Authorities in Beijing this week imposed stricter rules banning “independent personal pilgrimages” of Chinese Muslims to Mecca.
China’s State Administration for Religious Affairs ordered that only trips organized by the state-sanctioned Islamic Association of China will be permitted.
The administration said the Islamic association “should educate Haj attendees on patriotic and safe behavior… and prevent the infiltration of religious extremist thinking and behavior,” reported the South China Morning Post (SCMP).
The Haj is an annual Islamic pilgrimage to Mecca, the holiest city for Muslims. It is a mandatory religious duty for Muslims that must be carried out at least once in their lifetime.
China, however, deems personal pilgrimages as illegal and Chinese Muslims who will violate the new rules could face serious repercussions.
Beijing has been implementing a ban on personal pilgrimage and allowing only official trips to Mecca since 2005, but the new rules have specified how Haj attendees must be selected.
Chinese Muslims who are “patriotic,” “law-abiding,” have “good behavior,” and have the capability to fund their trips will be permitted to proceed.
“The measures impose a political test for Muslims who want to go on the pilgrimage,” said Nury Turkel of the US Commission on International Religious Freedom.
“It is highly likely that the government discriminates against certain Muslim groups because of this political test,” Turkel told SCMP.
Beijing’s policies on religious freedom have drawn criticism from the international community especially in regions where there are large Muslim communities.

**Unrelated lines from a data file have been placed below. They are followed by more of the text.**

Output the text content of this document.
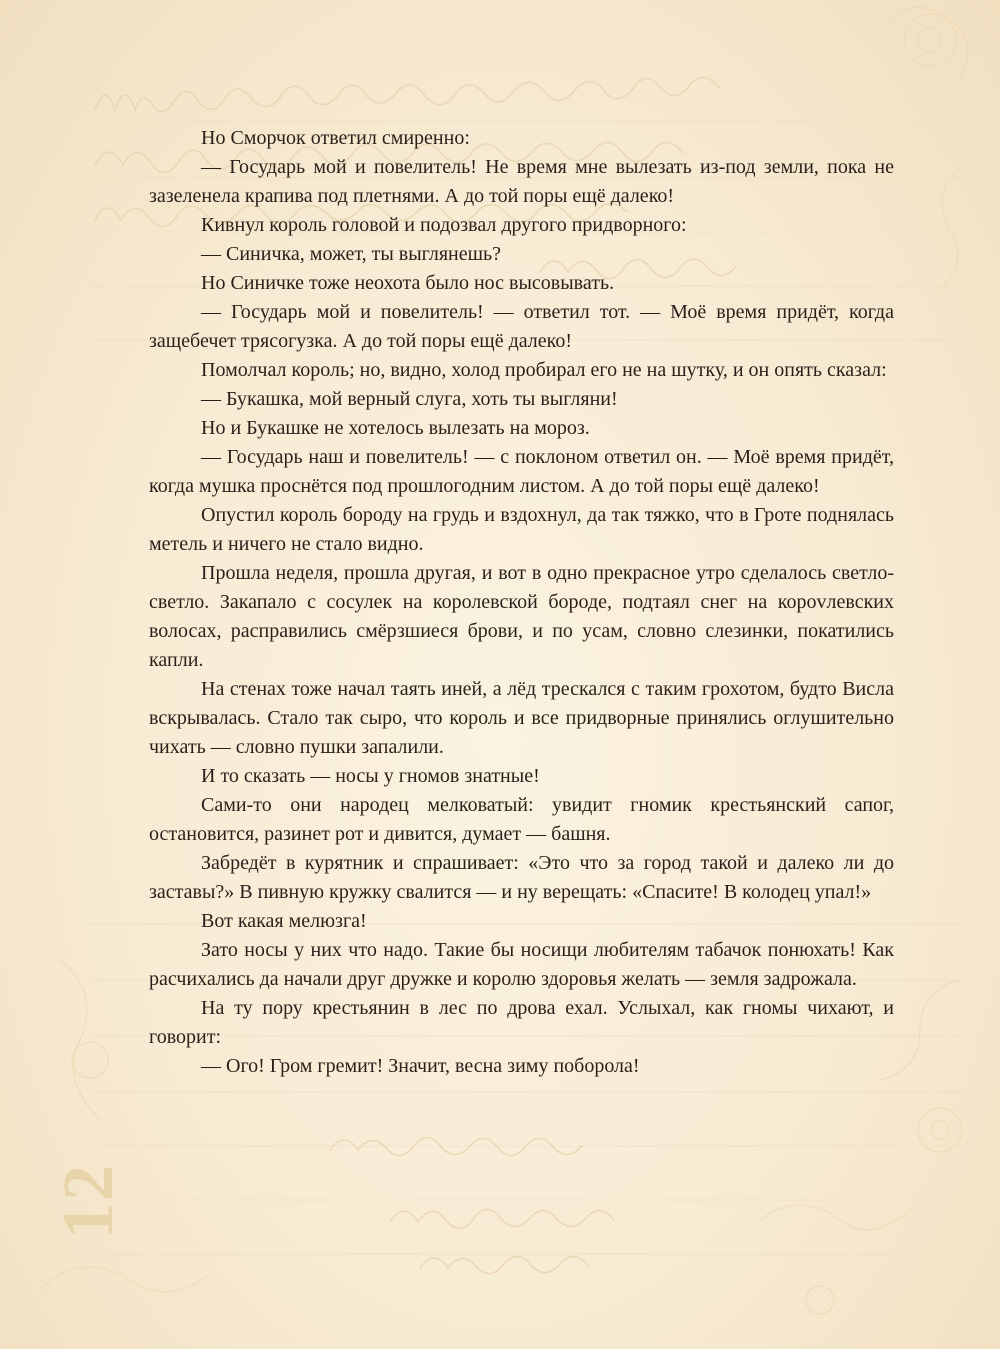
Но Сморчок ответил смиренно:

— Государь мой и повелитель! Не время мне вылезать из-под земли, пока не зазеленела крапива под плетнями. А до той поры ещё далеко!

Кивнул король головой и подозвал другого придворного:

— Синичка, может, ты выглянешь?

Но Синичке тоже неохота было нос высовывать.

— Государь мой и повелитель! — ответил тот. — Моё время придёт, когда защебечет трясогузка. А до той поры ещё далеко!

Помолчал король; но, видно, холод пробирал его не на шутку, и он опять сказал:

— Букашка, мой верный слуга, хоть ты выгляни!

Но и Букашке не хотелось вылезать на мороз.

— Государь наш и повелитель! — с поклоном ответил он. — Моё время придёт, когда мушка проснётся под прошлогодним листом. А до той поры ещё далеко!

Опустил король бороду на грудь и вздохнул, да так тяжко, что в Гроте поднялась метель и ничего не стало видно.

Прошла неделя, прошла другая, и вот в одно прекрасное утро сделалось светло-светло. Закапало с сосулек на королевской бороде, подтаял снег на короvлевских волосах, расправились смёрзшиеся брови, и по усам, словно слезинки, покатились капли.

На стенах тоже начал таять иней, а лёд трескался с таким грохотом, будто Висла вскрывалась. Стало так сыро, что король и все придворные принялись оглушительно чихать — словно пушки запалили.

И то сказать — носы у гномов знатные!

Сами-то они народец мелковатый: увидит гномик крестьянский сапог, остановится, разинет рот и дивится, думает — башня.

Забредёт в курятник и спрашивает: «Это что за город такой и далеко ли до заставы?» В пивную кружку свалится — и ну верещать: «Спасите! В колодец упал!»

Вот какая мелюзга!

Зато носы у них что надо. Такие бы носищи любителям табачок понюхать! Как расчихались да начали друг дружке и королю здоровья желать — земля задрожала.

На ту пору крестьянин в лес по дрова ехал. Услыхал, как гномы чихают, и говорит:

— Ого! Гром гремит! Значит, весна зиму поборола!

12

Shih Chien-yu, a lecturer on Central Asian relations at Taiwan’s National Tsing Hua University, told SCMP that the new rules are part of Beijing’s attempt to control religious activities and to prevent exposure of its alleged atrocities against the Muslim community.
“During the Haj, [Chinese Muslims] meet [other] Muslims from all over the world, exchange experiences and influence each other,” said Shih.
“Some Muslims who returned after performing the Haj brought their experiences home and criticized local Chinese clerics, which led to issues,” he added.
He claimed that Beijing is afraid of the results of the trips on Chinese Muslims, adding that those who completed the Haj gained more respect when they returned to China.
He said the Communist Party is worried that Muslims could adopt Islamic teachings that would question the state policy on religious freedom.
Human rights organizations and media reports indicated that at least one million Muslim Uyghurs and other ethnic and religious minorities in the Xinjiang region are being held in “re-education camps” and subjected to forced labor.
Since 1985, Beijing has been directing a centralized organized Muslim pilgrimage to Mecca, a system that is focused on regions where there are large Muslim populations.
Turkel claimed that Chinese Muslims who completed the pilgrimage without seeking approval from the government have been “harassed and even tortured.”
He also said Uyghurs, who are the second-largest Muslim group in China, are only given a few slots on the state-organized Haj.
Out of the at least 12,000 Chinese Muslims who completed the state-organized Haj in 2017, only 1,400 Uyghurs were allowed to join, according to the Society for Threatened Peoples in Germany.